The plane’s remaining starboard engine pod attempting a cartridge start.
‘Hey,’ grunted Frost, fighting through the opiate fog. ‘Hey. Going to blow us to hell.’
Second thud. More flame from the engine exhaust. Black smoke. Turbofans trying to turn over.
‘What the hell are you doing?’
Gruff motor roar. The turbofan caught and settled to a spluttering idle, sucking residual kerosene from starboard wing tanks. The engine out-take blasted a sand plume. The airframe shuddered like the fuselage was shaking itself apart.
Hancock:
‘Starting one, starting two …’
He adjusted throttles, checked dead rpm dials.
‘Clear to taxi.’
Flaps lowered. Brakes released.
Hancock eased the throttles forwards.
Another flame-crack from outside. The starboard engine sucked sand, jerked and torqued the wing.
‘That thing could blow any minute.’
She pictured catastrophic engine failure, whirling fragments, shards of turbine blade puncturing the hull of the plane, slicing through the flight deck like the lethal flechettes of an anti-personnel mine, transforming crew to meat-pulp in an instant.
‘Gonna get us all killed,’ she slurred.
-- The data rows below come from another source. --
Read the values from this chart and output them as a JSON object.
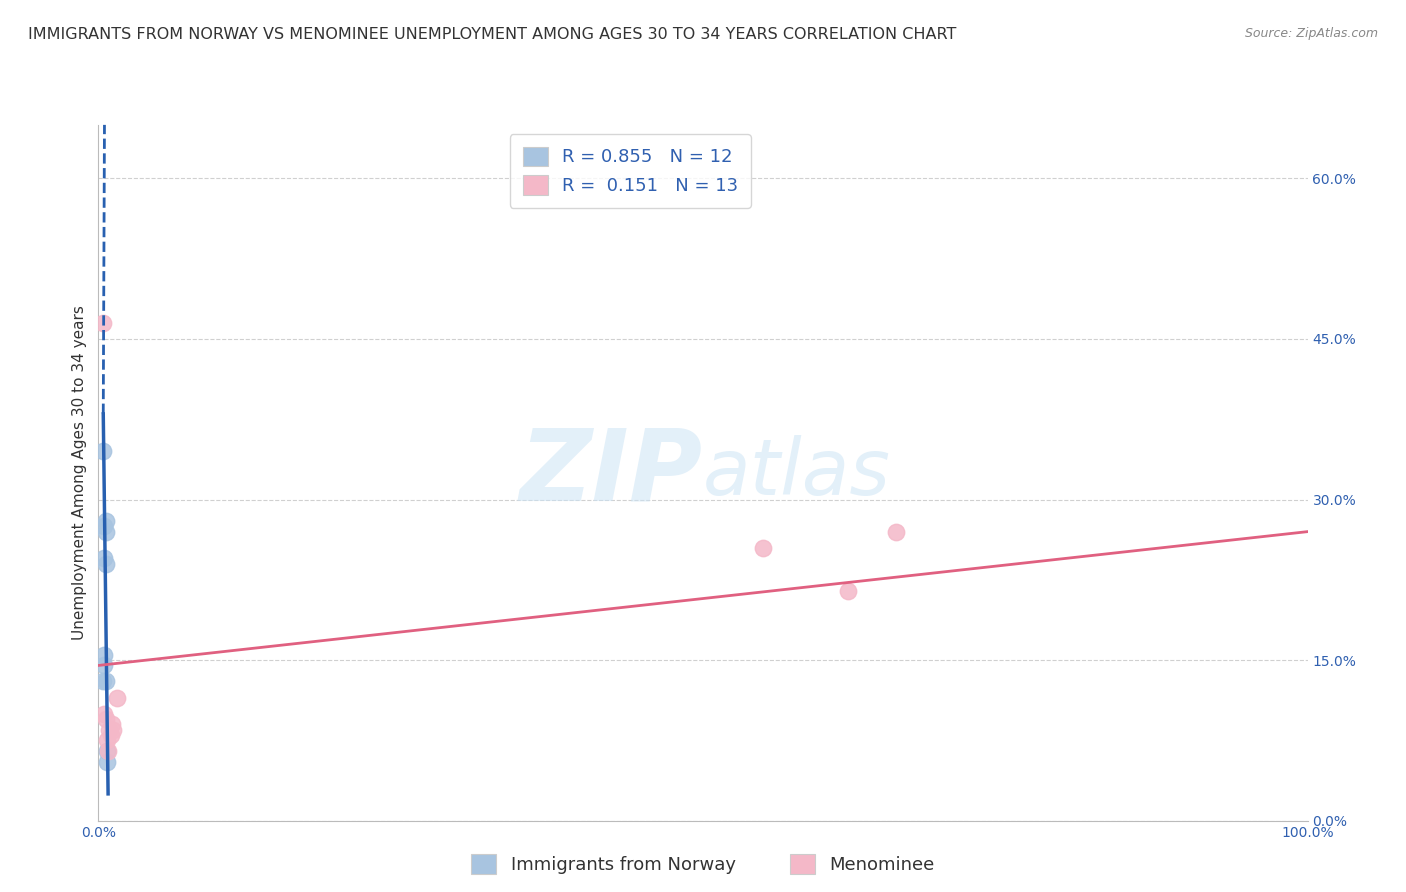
{
  "title": "IMMIGRANTS FROM NORWAY VS MENOMINEE UNEMPLOYMENT AMONG AGES 30 TO 34 YEARS CORRELATION CHART",
  "source": "Source: ZipAtlas.com",
  "ylabel": "Unemployment Among Ages 30 to 34 years",
  "xlim": [
    0,
    1.0
  ],
  "ylim": [
    0.0,
    0.65
  ],
  "norway_R": "0.855",
  "norway_N": "12",
  "menominee_R": "0.151",
  "menominee_N": "13",
  "norway_color": "#a8c4e0",
  "menominee_color": "#f4b8c8",
  "norway_line_color": "#2860b0",
  "menominee_line_color": "#e06080",
  "norway_points_x": [
    0.004,
    0.004,
    0.005,
    0.005,
    0.005,
    0.005,
    0.006,
    0.006,
    0.006,
    0.006,
    0.007,
    0.007
  ],
  "norway_points_y": [
    0.345,
    0.13,
    0.275,
    0.245,
    0.155,
    0.145,
    0.28,
    0.27,
    0.24,
    0.13,
    0.065,
    0.055
  ],
  "menominee_points_x": [
    0.004,
    0.005,
    0.006,
    0.007,
    0.008,
    0.009,
    0.01,
    0.011,
    0.012,
    0.015,
    0.55,
    0.62,
    0.66
  ],
  "menominee_points_y": [
    0.465,
    0.1,
    0.095,
    0.075,
    0.065,
    0.085,
    0.08,
    0.09,
    0.085,
    0.115,
    0.255,
    0.215,
    0.27
  ],
  "norway_trend_x1": 0.004,
  "norway_trend_y1": 0.38,
  "norway_trend_x2": 0.008,
  "norway_trend_y2": 0.025,
  "norway_trend_ext_x1": 0.004,
  "norway_trend_ext_y1": 0.38,
  "norway_trend_ext_x2": 0.005,
  "norway_trend_ext_y2": 0.65,
  "menominee_trend_x1": 0.0,
  "menominee_trend_y1": 0.145,
  "menominee_trend_x2": 1.0,
  "menominee_trend_y2": 0.27,
  "ytick_vals": [
    0.0,
    0.15,
    0.3,
    0.45,
    0.6
  ],
  "ytick_labels": [
    "0.0%",
    "15.0%",
    "30.0%",
    "45.0%",
    "60.0%"
  ],
  "grid_color": "#d0d0d0",
  "background_color": "#ffffff",
  "title_fontsize": 11.5,
  "axis_label_fontsize": 11,
  "tick_fontsize": 10,
  "legend_fontsize": 13,
  "source_fontsize": 9
}
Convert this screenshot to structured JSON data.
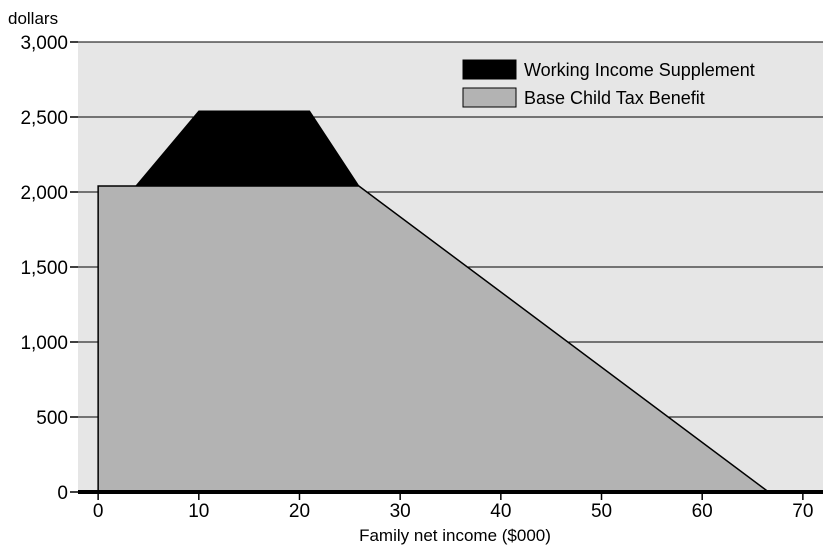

Empty warning. The men around her were already pretty much dead.
Pop and spark. She flinched as the mid-air refuel panel to her right shorted out. First wisps of smoke from overhead vents. Reignition of the electrical fire that brought the plane down.
Hancock stared forwards, rode the thrust levers, adjusted the stick.
Frost wondered what was going on in the dead man’s head. Was he drawing dim memories of previous flights? Did the cockpit appear intact? Were dead control panels responsive, blinking green? Did he see inert output needles twitch and rise?
He stared ahead at wind-lashed dunes like he was rolling the B-52 out the hangar onto a floodlit slip, heading for the runway, jinking to align the plane with the strip.
Did he see runway strobes receding to the distance?
Did he hear the ghost-voice of tower control talk him through final checks?
Frost turned in her seat.
‘Noble. Hey, Noble. Look at me.’
Noble turned in his seat. Grinning, bloody, skull mask.
‘This is your deal, right? You’re pulling the strings. Come on. What are you trying to achieve?’
No reply.
‘The missile is primed. You realise that, right? Moment you hit Weapon Release the barometric fuse will detonate the warhead.’
He turned back to the missile panel.
‘You’ll die. You’ll all die. Is that what you want?’
As if in response Hancock gripped the throttle levers and eased them further forwards. The airspeed indicator rested at zero but he fixed his attention like the plane was heading down the runway, approaching take-off speed.
He leant back in his seat, as if subject to acceleration only he could feel.
He shouted like he was fighting to be heard over escalating engine roar:
‘… Twenty knots. Thirty …’
‘Hancock. Hey. Jim. Look at me. Look at me, you fuck. You in there? Any of you left? Think. Think about what you’re doing. This is madness.’